For many reproductive rights advocates and journalists who cover these issues, Monday and Thursday mornings have become something of an anxious game of wait and see. The Supreme Court issues opinions at 10 a.m. on these days, and it is expected to hand down its opinion in Sebelius v. Hobby Lobby and a decision on buffer zones before the month is out.
But Monday's set of opinions included a pretty significant reproductive rights development, and whereas Hobby Lobby and buffer zones have made national headlines, the Ohio case the court weighed in on today has flown mostly under the radar.
Here's what's at stake, and why it matters:
Ohio has something called a "false statements" law, which prohibits political campaign ads from featuring straight up lies or inaccurate representations of a candidate's voting record. As Jessica Mason Pieklo notes at RH Reality Check, it was this law that kept the Susan B. Anthony List (SBA) -- a conservative anti-choice group -- from putting up billboards accusing a Democratic state representative of voting for so-called taxpayer funded abortion services because he supported the Affordable Care Act (ACA).
Taxpayer funded abortion is actually a really good thing and something that we should definitely do in this country, but it is not something that we do in this country. Federal Medicaid funds are banned from covering abortion except in cases of rape, incest or a life threatening pregnancy, though 14 states do allow state Medicaid money to cover abortion in certain cases. In Ohio, public abortion funding is only available in cases of rape, incest or life endangerment.

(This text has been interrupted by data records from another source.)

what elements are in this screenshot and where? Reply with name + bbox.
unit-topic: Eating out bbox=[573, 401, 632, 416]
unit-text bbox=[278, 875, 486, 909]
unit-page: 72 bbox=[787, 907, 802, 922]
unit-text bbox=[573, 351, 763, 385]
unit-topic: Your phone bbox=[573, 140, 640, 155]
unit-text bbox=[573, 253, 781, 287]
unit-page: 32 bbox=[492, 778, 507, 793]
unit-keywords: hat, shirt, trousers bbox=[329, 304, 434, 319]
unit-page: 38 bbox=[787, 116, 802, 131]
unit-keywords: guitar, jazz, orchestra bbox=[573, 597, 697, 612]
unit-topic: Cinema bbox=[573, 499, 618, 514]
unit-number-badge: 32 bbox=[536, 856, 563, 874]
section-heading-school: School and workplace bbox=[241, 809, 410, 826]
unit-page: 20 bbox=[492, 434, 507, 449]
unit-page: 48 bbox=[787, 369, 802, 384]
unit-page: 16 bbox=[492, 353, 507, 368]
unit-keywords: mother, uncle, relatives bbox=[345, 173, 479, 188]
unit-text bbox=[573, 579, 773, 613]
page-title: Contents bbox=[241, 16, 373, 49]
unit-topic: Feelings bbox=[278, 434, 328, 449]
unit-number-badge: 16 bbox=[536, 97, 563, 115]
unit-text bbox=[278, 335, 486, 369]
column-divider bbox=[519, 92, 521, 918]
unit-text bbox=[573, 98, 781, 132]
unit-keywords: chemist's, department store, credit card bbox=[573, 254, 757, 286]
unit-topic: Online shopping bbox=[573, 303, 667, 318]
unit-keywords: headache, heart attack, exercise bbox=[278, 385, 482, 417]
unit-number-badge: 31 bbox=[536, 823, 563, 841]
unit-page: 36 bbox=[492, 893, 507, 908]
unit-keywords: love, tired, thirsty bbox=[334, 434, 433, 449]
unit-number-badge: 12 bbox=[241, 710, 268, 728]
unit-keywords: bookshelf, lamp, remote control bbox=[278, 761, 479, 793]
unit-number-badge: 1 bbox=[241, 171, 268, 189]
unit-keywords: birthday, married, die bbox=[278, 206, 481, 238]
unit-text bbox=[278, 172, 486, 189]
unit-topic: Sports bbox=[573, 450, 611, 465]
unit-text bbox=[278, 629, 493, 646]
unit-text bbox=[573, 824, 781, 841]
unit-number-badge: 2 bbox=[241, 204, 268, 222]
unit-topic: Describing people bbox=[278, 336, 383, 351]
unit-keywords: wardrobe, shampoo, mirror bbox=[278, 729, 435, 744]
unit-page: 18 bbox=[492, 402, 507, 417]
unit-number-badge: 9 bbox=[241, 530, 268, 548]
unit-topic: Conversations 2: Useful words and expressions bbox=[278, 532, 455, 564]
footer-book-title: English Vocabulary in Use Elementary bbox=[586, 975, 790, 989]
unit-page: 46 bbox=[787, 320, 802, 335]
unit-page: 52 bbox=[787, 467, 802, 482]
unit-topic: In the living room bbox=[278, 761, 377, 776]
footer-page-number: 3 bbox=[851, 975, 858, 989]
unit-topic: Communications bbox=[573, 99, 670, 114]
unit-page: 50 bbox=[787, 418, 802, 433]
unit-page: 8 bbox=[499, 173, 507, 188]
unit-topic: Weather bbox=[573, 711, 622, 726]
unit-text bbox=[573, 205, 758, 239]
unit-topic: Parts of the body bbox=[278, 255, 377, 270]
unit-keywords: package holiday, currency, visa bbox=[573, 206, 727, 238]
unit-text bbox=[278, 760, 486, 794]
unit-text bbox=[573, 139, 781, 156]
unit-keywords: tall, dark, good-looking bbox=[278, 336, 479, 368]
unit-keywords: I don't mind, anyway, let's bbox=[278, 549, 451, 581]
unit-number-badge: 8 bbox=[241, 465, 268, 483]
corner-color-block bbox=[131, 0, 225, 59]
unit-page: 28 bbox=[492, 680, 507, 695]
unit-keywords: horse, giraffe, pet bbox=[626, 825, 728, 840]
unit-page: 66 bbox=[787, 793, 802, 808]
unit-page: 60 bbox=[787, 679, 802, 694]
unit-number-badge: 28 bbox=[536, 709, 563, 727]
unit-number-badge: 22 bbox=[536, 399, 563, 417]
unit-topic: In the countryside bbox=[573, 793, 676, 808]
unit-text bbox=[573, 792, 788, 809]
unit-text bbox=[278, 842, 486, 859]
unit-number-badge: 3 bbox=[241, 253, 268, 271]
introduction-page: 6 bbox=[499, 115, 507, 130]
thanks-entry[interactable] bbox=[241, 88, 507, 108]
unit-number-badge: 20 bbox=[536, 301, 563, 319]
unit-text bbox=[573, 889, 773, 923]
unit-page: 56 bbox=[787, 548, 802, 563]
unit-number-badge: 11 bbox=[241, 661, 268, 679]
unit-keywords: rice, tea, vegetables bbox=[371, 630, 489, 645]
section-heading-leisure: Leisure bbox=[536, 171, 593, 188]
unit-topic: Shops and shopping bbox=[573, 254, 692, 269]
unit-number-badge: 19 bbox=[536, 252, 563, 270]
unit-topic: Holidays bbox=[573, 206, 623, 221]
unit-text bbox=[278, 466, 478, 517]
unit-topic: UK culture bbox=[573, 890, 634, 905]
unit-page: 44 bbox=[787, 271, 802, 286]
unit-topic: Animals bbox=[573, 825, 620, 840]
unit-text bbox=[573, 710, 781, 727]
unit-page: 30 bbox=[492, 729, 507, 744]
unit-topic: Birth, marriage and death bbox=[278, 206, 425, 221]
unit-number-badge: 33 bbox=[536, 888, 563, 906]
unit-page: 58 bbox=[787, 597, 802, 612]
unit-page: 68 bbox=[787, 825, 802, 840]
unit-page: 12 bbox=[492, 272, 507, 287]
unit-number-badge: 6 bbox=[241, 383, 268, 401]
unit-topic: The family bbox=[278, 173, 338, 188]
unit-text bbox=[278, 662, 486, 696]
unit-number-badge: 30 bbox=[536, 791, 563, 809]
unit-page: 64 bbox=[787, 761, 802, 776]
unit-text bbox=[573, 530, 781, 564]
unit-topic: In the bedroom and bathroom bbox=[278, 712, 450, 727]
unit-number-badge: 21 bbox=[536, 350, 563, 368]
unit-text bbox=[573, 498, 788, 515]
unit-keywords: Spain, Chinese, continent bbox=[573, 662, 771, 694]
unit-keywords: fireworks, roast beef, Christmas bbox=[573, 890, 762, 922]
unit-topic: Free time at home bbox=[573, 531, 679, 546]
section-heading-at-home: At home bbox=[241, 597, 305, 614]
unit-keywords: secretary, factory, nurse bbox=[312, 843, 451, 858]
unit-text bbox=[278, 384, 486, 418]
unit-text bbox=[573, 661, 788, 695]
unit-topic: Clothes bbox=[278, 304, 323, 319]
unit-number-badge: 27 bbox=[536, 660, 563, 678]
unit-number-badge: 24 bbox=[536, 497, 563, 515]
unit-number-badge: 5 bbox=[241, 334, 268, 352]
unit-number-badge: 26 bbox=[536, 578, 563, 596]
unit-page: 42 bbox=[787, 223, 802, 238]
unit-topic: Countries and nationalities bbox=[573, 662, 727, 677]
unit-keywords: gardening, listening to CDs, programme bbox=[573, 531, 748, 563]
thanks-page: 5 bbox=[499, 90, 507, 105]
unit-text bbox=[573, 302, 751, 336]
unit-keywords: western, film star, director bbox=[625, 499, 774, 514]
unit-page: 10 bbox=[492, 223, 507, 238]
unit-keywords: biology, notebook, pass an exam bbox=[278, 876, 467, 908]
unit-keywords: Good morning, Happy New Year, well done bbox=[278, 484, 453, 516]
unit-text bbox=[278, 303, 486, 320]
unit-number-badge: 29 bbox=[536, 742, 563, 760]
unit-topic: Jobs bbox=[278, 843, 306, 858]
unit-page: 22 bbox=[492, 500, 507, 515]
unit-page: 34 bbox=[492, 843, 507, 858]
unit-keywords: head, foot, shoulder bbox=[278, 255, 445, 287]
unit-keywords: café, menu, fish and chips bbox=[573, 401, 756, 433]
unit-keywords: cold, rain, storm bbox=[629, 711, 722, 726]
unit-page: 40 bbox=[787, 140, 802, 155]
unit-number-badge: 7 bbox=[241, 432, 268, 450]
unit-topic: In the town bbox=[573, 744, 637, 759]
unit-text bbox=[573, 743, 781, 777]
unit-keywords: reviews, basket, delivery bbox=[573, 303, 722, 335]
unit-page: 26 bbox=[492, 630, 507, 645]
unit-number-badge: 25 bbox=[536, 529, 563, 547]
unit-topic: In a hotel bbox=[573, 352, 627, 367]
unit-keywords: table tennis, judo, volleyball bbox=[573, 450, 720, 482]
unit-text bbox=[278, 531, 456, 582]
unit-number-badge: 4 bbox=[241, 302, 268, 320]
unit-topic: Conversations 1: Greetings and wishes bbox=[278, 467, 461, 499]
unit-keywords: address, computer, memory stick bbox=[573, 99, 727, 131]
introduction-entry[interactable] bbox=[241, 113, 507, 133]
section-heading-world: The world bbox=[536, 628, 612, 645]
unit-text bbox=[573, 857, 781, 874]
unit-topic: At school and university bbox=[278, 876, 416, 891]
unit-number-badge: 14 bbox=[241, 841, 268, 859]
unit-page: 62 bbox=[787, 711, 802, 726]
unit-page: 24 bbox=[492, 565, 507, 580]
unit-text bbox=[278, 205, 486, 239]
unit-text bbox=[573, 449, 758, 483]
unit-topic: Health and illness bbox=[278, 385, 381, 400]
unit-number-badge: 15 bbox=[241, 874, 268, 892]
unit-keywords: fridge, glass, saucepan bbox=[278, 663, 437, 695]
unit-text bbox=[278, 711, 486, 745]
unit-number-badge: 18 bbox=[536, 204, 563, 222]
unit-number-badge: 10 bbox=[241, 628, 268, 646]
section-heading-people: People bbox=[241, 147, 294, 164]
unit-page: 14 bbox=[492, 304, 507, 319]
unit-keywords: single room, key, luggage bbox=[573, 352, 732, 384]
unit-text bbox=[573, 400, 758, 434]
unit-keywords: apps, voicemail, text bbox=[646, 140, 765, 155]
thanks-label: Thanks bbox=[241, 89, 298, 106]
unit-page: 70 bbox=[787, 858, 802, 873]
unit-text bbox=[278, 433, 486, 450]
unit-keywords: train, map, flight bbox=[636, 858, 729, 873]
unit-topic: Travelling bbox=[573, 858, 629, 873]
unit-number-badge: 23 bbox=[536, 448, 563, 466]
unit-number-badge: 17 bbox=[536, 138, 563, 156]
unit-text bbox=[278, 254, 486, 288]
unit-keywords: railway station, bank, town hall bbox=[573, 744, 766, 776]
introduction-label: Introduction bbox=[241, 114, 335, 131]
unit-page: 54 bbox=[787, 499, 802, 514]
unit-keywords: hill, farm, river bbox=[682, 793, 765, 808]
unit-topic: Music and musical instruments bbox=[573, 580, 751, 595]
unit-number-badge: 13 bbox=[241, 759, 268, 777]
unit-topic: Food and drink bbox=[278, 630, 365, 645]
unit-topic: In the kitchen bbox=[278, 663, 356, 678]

SBA challenged this prohibition on its billboard, arguing in federal court that it really sincerely believed that the Democratic state representative supported taxpayer funding for abortion because of his support for the ACA and that the "false statements" law was a violation of its rights under the First Amendment. (For those paying attention, the "I really believe this to be true" thing works really well for anti-choice and anti-reproductive rights groups. Hobby Lobby sincerely believes that contraception is the same thing as abortion even though the medical evidence has repudiated this time and again, and lawmakers in states across the country sincerely believe that a fetus can experience pain at 20 weeks even though medical evidence has repudiated this time and again. Legislators in Texas, Louisiana and elsewhere sincerely believe that shuttering clinics makes abortion safer, even though the opposite has been shown to be true. It's a total mess, and it usually works in the favor of groups that want to scale back access to reproductive healthcare.)
Here's Mason Pieklo -- a senior legal analyst at RH Reality Check -- nicely summarizing how this works in the SBA case and others before the court right now:
And in this case, they want, ultimately, a First Amendment right to lie about the law -- here the perennial favorite for scare-mongering, taxpayer funding for abortion -- in addition to a candidate’s record.
To get there, in each of these cases, the anti-choice right has claimed in some way that the actual facts of a particular issue don’t matter as much as their reasonable belief of those facts do. In Hobby Lobby, the challengers argued that it didn’t matter that the medical science undisputedly shows Plan B is not an abortifacient. What mattered, they claimed, was that they reasonably believed that it did. In McCullen, those challenging the constitutionality of buffer zones argued that it didn’t matter that most clinic protesters are not “plump grandmas” who like to “speak softly” to patients and providers at health-care clinics. What matters is their reasonable belief that “sidewalk counseling” is not a form of wholesale assault. And here, it doesn’t matter that the SBA List can’t show that the Ohio law actually chilled their speech by preventing them from running the billboards. What matters, they claim, is their reasonable belief that it would.
What the Monday opinion from SCOTUS means is that SBA has standing to challenge the law, even though the lawsuit against them never actually went through and so the group never faced any penalties under the law. What happens next -- as the case returns to the lower courts -- may set a serious precedent for campaign speech. More to come as the case develops.